Scheduling in Enterprise
Scheduling in Enterprise
At eOptimize, we focus on automating the scheduling of people and resources in large enterprises. What’s surprising is how entrenched the people scheduling problem is in enterprises. Scheduling often falls into one of these categories:
- Individual scheduling. You need to schedule a meeting with two other people, so you start the email exchanges. Five or ten email messages later you finally have a date and time to meet. Did you keep track of the time those email messages took? I didn’t think so.
- Outlook and Exchange scheduling. You can use the scheduling tab in Outlook to schedule a meeting within your organization. I’ve been an Outlook and Exchange user for a decade and it’s only since joining eOptimize that I’ve started learning how to use the scheduling tab.

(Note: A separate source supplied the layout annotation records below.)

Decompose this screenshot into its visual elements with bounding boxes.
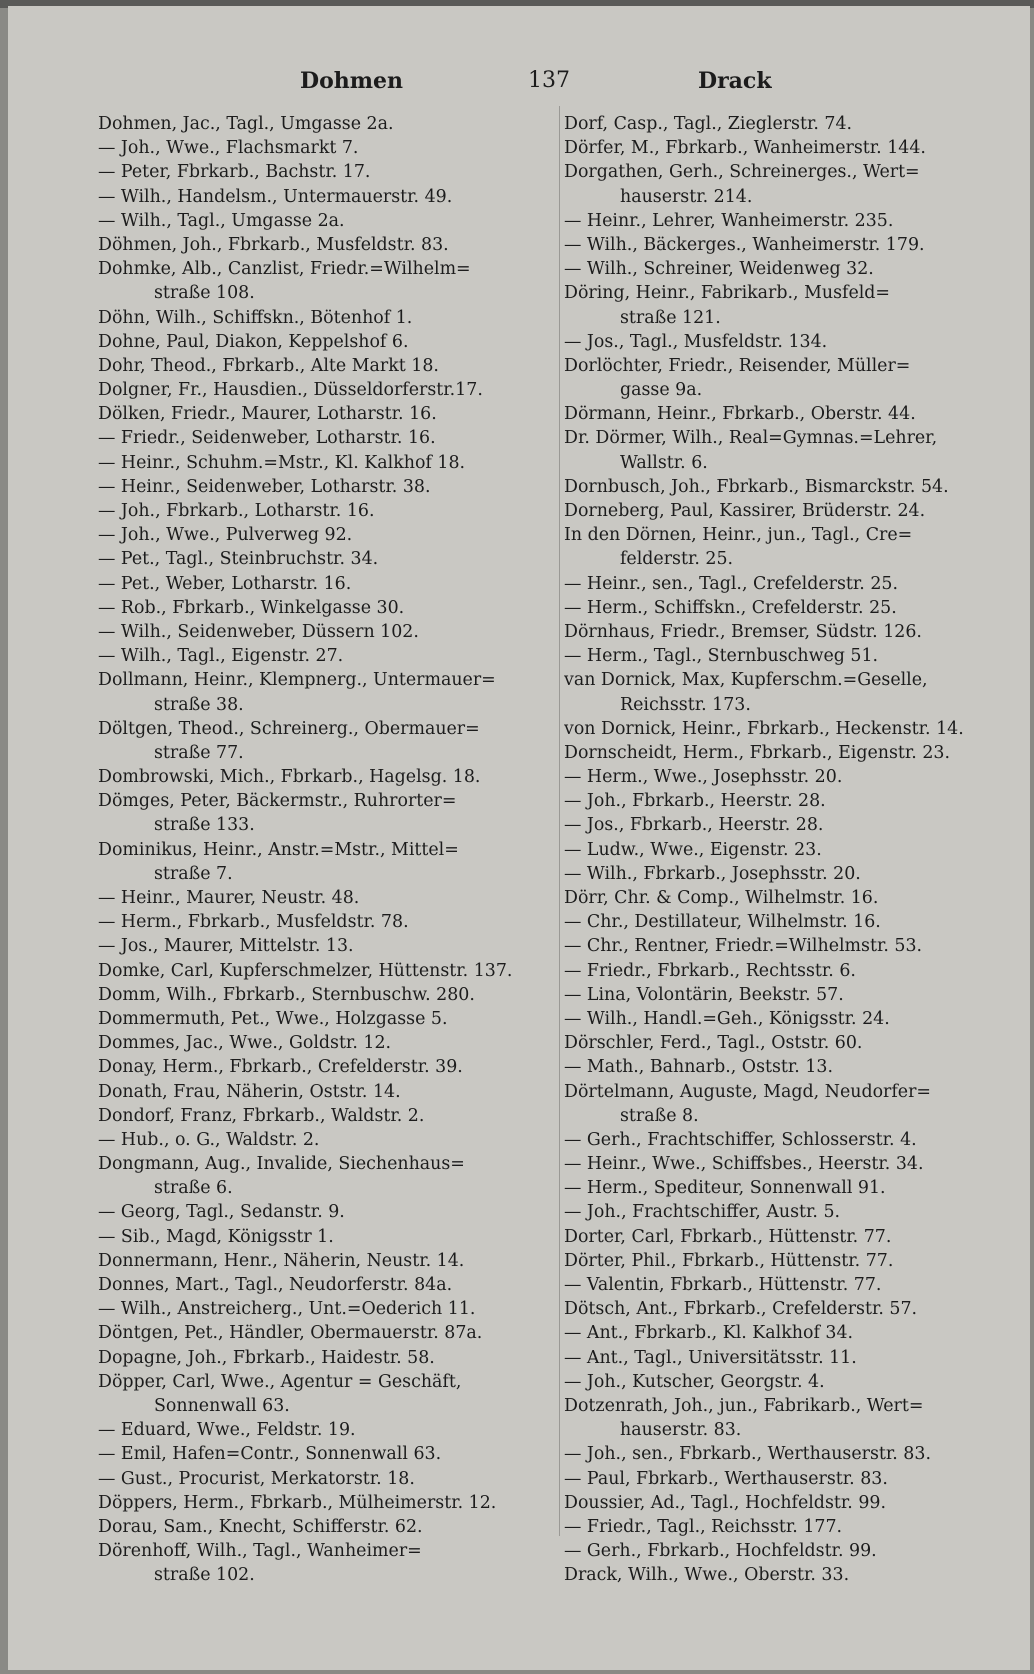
directory-entry-line: — Lina, Volontärin, Beekstr. 57. <box>564 984 844 1005</box>
directory-entry-line: — Ludw., Wwe., Eigenstr. 23. <box>564 839 822 860</box>
directory-entry-line: — Wilh., Anstreicherg., Unt.=Oederich 11. <box>98 1299 476 1320</box>
directory-entry-line: Donay, Herm., Fbrkarb., Crefelderstr. 39. <box>98 1057 463 1078</box>
directory-entry-line: Dörter, Phil., Fbrkarb., Hüttenstr. 77. <box>564 1250 894 1271</box>
directory-entry-line: — Georg, Tagl., Sedanstr. 9. <box>98 1202 345 1223</box>
right-column <box>564 112 1034 1587</box>
directory-entry-line: — Heinr., sen., Tagl., Crefelderstr. 25. <box>564 573 898 594</box>
directory-entry-line: — Wilh., Tagl., Eigenstr. 27. <box>98 646 344 667</box>
directory-entry-line: Dorter, Carl, Fbrkarb., Hüttenstr. 77. <box>564 1226 892 1247</box>
directory-entry-line: straße 38. <box>154 694 244 715</box>
directory-entry-line: straße 133. <box>154 815 255 836</box>
directory-entry-line: Dornbusch, Joh., Fbrkarb., Bismarckstr. 54. <box>564 476 949 497</box>
directory-entry-line: Dohne, Paul, Diakon, Keppelshof 6. <box>98 331 409 352</box>
directory-entry-line: straße 102. <box>154 1565 255 1586</box>
directory-entry-line: — Valentin, Fbrkarb., Hüttenstr. 77. <box>564 1275 882 1295</box>
header-first-name: Dohmen <box>300 68 404 94</box>
directory-entry-line: — Paul, Fbrkarb., Werthauserstr. 83. <box>564 1468 888 1489</box>
directory-entry-line: Dongmann, Aug., Invalide, Siechenhaus= <box>98 1154 465 1175</box>
directory-entry-line: Döring, Heinr., Fabrikarb., Musfeld= <box>564 283 891 304</box>
directory-entry-line: — Friedr., Tagl., Reichsstr. 177. <box>564 1516 843 1537</box>
directory-entry-line: — Wilh., Handl.=Geh., Königsstr. 24. <box>564 1008 890 1029</box>
directory-entry-line: Dolgner, Fr., Hausdien., Düsseldorferstr.17. <box>98 380 483 401</box>
directory-entry-line: Wallstr. 6. <box>620 452 708 473</box>
directory-entry-line: Dornscheidt, Herm., Fbrkarb., Eigenstr. 23. <box>564 742 951 763</box>
directory-entry-line: Dohmke, Alb., Canzlist, Friedr.=Wilhelm= <box>98 259 471 280</box>
directory-entry-line: — Heinr., Wwe., Schiffsbes., Heerstr. 34. <box>564 1154 924 1175</box>
directory-entry-line: — Wilh., Bäckerges., Wanheimerstr. 179. <box>564 234 925 255</box>
directory-entry-line: Donnes, Mart., Tagl., Neudorferstr. 84a. <box>98 1275 453 1295</box>
directory-entry-line: Dohmen, Jac., Tagl., Umgasse 2a. <box>98 114 394 134</box>
directory-entry-line: straße 7. <box>154 863 233 884</box>
directory-entry-line: Döhmen, Joh., Fbrkarb., Musfeldstr. 83. <box>98 234 449 255</box>
left-column <box>98 112 568 1587</box>
directory-entry-line: straße 108. <box>154 283 255 304</box>
directory-entry-line: — Jos., Fbrkarb., Heerstr. 28. <box>564 815 824 836</box>
directory-entry-line: Dörfer, M., Fbrkarb., Wanheimerstr. 144. <box>564 138 926 159</box>
directory-entry-line: — Eduard, Wwe., Feldstr. 19. <box>98 1420 356 1441</box>
directory-entry-line: — Sib., Magd, Königsstr 1. <box>98 1226 334 1247</box>
page-number: 137 <box>528 68 570 93</box>
directory-entry-line: Dörenhoff, Wilh., Tagl., Wanheimer= <box>98 1541 422 1562</box>
directory-entry-line: Döppers, Herm., Fbrkarb., Mülheimerstr. 12. <box>98 1492 497 1513</box>
directory-entry-line: Dörmann, Heinr., Fbrkarb., Oberstr. 44. <box>564 404 916 425</box>
directory-entry-line: Dörr, Chr. & Comp., Wilhelmstr. 16. <box>564 888 879 908</box>
directory-page <box>8 6 1030 1670</box>
directory-entry-line: — Wilh., Seidenweber, Düssern 102. <box>98 621 419 642</box>
directory-entry-line: Dorgathen, Gerh., Schreinerges., Wert= <box>564 162 920 183</box>
directory-entry-line: — Jos., Tagl., Musfeldstr. 134. <box>564 331 828 352</box>
directory-entry-line: Döhn, Wilh., Schiffskn., Bötenhof 1. <box>98 307 413 328</box>
directory-entry-line: In den Dörnen, Heinr., jun., Tagl., Cre= <box>564 525 913 546</box>
directory-entry-line: — Joh., Wwe., Pulverweg 92. <box>98 525 353 546</box>
directory-entry-line: straße 6. <box>154 1178 233 1199</box>
directory-entry-line: Dorlöchter, Friedr., Reisender, Müller= <box>564 355 911 376</box>
directory-entry-line: Dorau, Sam., Knecht, Schifferstr. 62. <box>98 1516 423 1537</box>
directory-entry-line: Döltgen, Theod., Schreinerg., Obermauer= <box>98 718 480 739</box>
directory-entry-line: — Herm., Wwe., Josephsstr. 20. <box>564 767 843 788</box>
directory-entry-line: Dörtelmann, Auguste, Magd, Neudorfer= <box>564 1081 931 1102</box>
directory-entry-line: — Rob., Fbrkarb., Winkelgasse 30. <box>98 597 405 618</box>
directory-entry-line: Sonnenwall 63. <box>154 1395 290 1416</box>
directory-entry-line: felderstr. 25. <box>620 549 734 570</box>
directory-entry-line: Domke, Carl, Kupferschmelzer, Hüttenstr. 137. <box>98 960 513 981</box>
directory-entry-line: — Gerh., Fbrkarb., Hochfeldstr. 99. <box>564 1541 877 1562</box>
directory-entry-line: — Joh., Fbrkarb., Lotharstr. 16. <box>98 501 375 521</box>
directory-entry-line: — Friedr., Seidenweber, Lotharstr. 16. <box>98 428 436 449</box>
directory-entry-line: — Wilh., Schreiner, Weidenweg 32. <box>564 259 874 280</box>
header-last-name: Drack <box>698 68 772 94</box>
directory-entry-line: Dömges, Peter, Bäckermstr., Ruhrorter= <box>98 791 457 812</box>
directory-entry-line: — Gust., Procurist, Merkatorstr. 18. <box>98 1468 415 1489</box>
directory-entry-line: — Herm., Tagl., Sternbuschweg 51. <box>564 646 879 667</box>
directory-entry-line: straße 8. <box>620 1105 699 1126</box>
directory-entry-line: — Joh., Frachtschiffer, Austr. 5. <box>564 1202 841 1223</box>
directory-entry-line: — Herm., Schiffskn., Crefelderstr. 25. <box>564 597 897 618</box>
directory-entry-line: — Heinr., Schuhm.=Mstr., Kl. Kalkhof 18. <box>98 452 466 473</box>
directory-entry-line: — Joh., Fbrkarb., Heerstr. 28. <box>564 791 826 812</box>
directory-entry-line: Dopagne, Joh., Fbrkarb., Haidestr. 58. <box>98 1347 435 1368</box>
directory-entry-line: — Chr., Destillateur, Wilhelmstr. 16. <box>564 912 881 933</box>
directory-entry-line: — Chr., Rentner, Friedr.=Wilhelmstr. 53. <box>564 936 923 957</box>
directory-entry-line: — Jos., Maurer, Mittelstr. 13. <box>98 936 354 957</box>
directory-entry-line: — Wilh., Tagl., Umgasse 2a. <box>98 210 345 231</box>
page-header <box>8 68 1030 102</box>
directory-entry-line: Dominikus, Heinr., Anstr.=Mstr., Mittel= <box>98 839 459 860</box>
directory-entry-line: straße 77. <box>154 742 244 763</box>
directory-entry-line: Dohr, Theod., Fbrkarb., Alte Markt 18. <box>98 355 439 376</box>
directory-entry-line: Dotzenrath, Joh., jun., Fabrikarb., Wert= <box>564 1395 924 1416</box>
directory-entry-line: straße 121. <box>620 307 721 328</box>
directory-entry-line: Dorneberg, Paul, Kassirer, Brüderstr. 24. <box>564 501 926 521</box>
directory-entry-line: Dr. Dörmer, Wilh., Real=Gymnas.=Lehrer, <box>564 428 938 449</box>
directory-entry-line: Dommes, Jac., Wwe., Goldstr. 12. <box>98 1033 392 1054</box>
directory-entry-line: — Pet., Tagl., Steinbruchstr. 34. <box>98 549 379 570</box>
directory-entry-line: Dorf, Casp., Tagl., Zieglerstr. 74. <box>564 114 853 134</box>
directory-entry-line: Dombrowski, Mich., Fbrkarb., Hagelsg. 18. <box>98 767 481 788</box>
directory-entry-line: — Gerh., Frachtschiffer, Schlosserstr. 4. <box>564 1129 917 1150</box>
directory-entry-line: — Herm., Fbrkarb., Musfeldstr. 78. <box>98 912 409 933</box>
directory-entry-line: — Heinr., Lehrer, Wanheimerstr. 235. <box>564 210 894 231</box>
directory-entry-line: — Herm., Spediteur, Sonnenwall 91. <box>564 1178 886 1199</box>
directory-entry-line: — Wilh., Handelsm., Untermauerstr. 49. <box>98 186 453 207</box>
directory-entry-line: — Joh., sen., Fbrkarb., Werthauserstr. 83. <box>564 1444 931 1465</box>
directory-entry-line: — Pet., Weber, Lotharstr. 16. <box>98 573 352 594</box>
directory-entry-line: Dommermuth, Pet., Wwe., Holzgasse 5. <box>98 1008 448 1029</box>
directory-entry-line: Donnermann, Henr., Näherin, Neustr. 14. <box>98 1250 465 1271</box>
directory-entry-line: gasse 9a. <box>620 380 703 401</box>
directory-entry-line: Dölken, Friedr., Maurer, Lotharstr. 16. <box>98 404 437 425</box>
directory-entry-line: Dötsch, Ant., Fbrkarb., Crefelderstr. 57. <box>564 1299 918 1320</box>
directory-entry-line: Dondorf, Franz, Fbrkarb., Waldstr. 2. <box>98 1105 425 1126</box>
directory-entry-line: Reichsstr. 173. <box>620 694 751 715</box>
directory-entry-line: — Hub., o. G., Waldstr. 2. <box>98 1129 320 1150</box>
directory-entry-line: — Joh., Wwe., Flachsmarkt 7. <box>98 138 359 159</box>
directory-entry-line: — Wilh., Fbrkarb., Josephsstr. 20. <box>564 863 861 884</box>
directory-entry-line: hauserstr. 83. <box>620 1420 742 1441</box>
directory-entry-line: Donath, Frau, Näherin, Oststr. 14. <box>98 1081 401 1102</box>
directory-entry-line: — Heinr., Maurer, Neustr. 48. <box>98 888 360 908</box>
directory-entry-line: Dörschler, Ferd., Tagl., Oststr. 60. <box>564 1033 863 1054</box>
directory-entry-line: — Friedr., Fbrkarb., Rechtsstr. 6. <box>564 960 856 981</box>
directory-entry-line: — Math., Bahnarb., Oststr. 13. <box>564 1057 834 1078</box>
directory-entry-line: Dörnhaus, Friedr., Bremser, Südstr. 126. <box>564 621 922 642</box>
directory-entry-line: van Dornick, Max, Kupferschm.=Geselle, <box>564 670 928 691</box>
directory-entry-line: Dollmann, Heinr., Klempnerg., Untermauer= <box>98 670 496 691</box>
directory-entry-line: — Peter, Fbrkarb., Bachstr. 17. <box>98 162 371 183</box>
directory-entry-line: — Ant., Fbrkarb., Kl. Kalkhof 34. <box>564 1323 854 1344</box>
directory-entry-line: hauserstr. 214. <box>620 186 753 207</box>
directory-entry-line: — Joh., Kutscher, Georgstr. 4. <box>564 1371 825 1392</box>
directory-entry-line: — Heinr., Seidenweber, Lotharstr. 38. <box>98 476 431 497</box>
directory-entry-line: — Ant., Tagl., Universitätsstr. 11. <box>564 1347 857 1368</box>
directory-entry-line: — Emil, Hafen=Contr., Sonnenwall 63. <box>98 1444 442 1465</box>
directory-entry-line: Domm, Wilh., Fbrkarb., Sternbuschw. 280. <box>98 984 475 1005</box>
directory-entry-line: Döpper, Carl, Wwe., Agentur = Geschäft, <box>98 1371 462 1392</box>
directory-entry-line: Döntgen, Pet., Händler, Obermauerstr. 87a. <box>98 1323 483 1344</box>
directory-entry-line: Drack, Wilh., Wwe., Oberstr. 33. <box>564 1565 850 1586</box>
directory-entry-line: Doussier, Ad., Tagl., Hochfeldstr. 99. <box>564 1492 886 1513</box>
directory-entry-line: von Dornick, Heinr., Fbrkarb., Heckenstr. 14. <box>564 718 964 739</box>
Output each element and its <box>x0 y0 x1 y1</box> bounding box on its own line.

- Full time schedulers. If enough people and resources need to be scheduled, there are full time schedulers. These schedulers often have tools to provide views into multiple people’s calendars. They visually scan these multiple calendars until they can find an opening and jam in an appointment. This is often augmented with paper-based systems or a dozen or more Excel spreadsheets. Not only do organizations have to pay for the full time people, the schedules they create often have gaps, reducing utilization of the people they are scheduling.
- Automated scheduling. Inform an application of what needs to be done and get the application to automatically find a set of openings. In simple cases, this is easy. Once you need multiple people, or each person needs additional resources, or you have to pick the person with the right skills the problem quickly becomes incredibly complex. Our scheduling platforms solve this problem, providing automated scheduling answers in seconds, no matter how difficult the scheduling problem.
Despite the depth of the challenges in scheduling people, there is no job title that includes scheduling. You cannot go to business school and learn people scheduling. There are few recognized experts in optimizing people scheduling. In future posts, we will shine a light on the people scheduling problem and provide solutions for reducing the need for scheduling time. At the same time, we’ll show how automated scheduling increases your people resource utilization.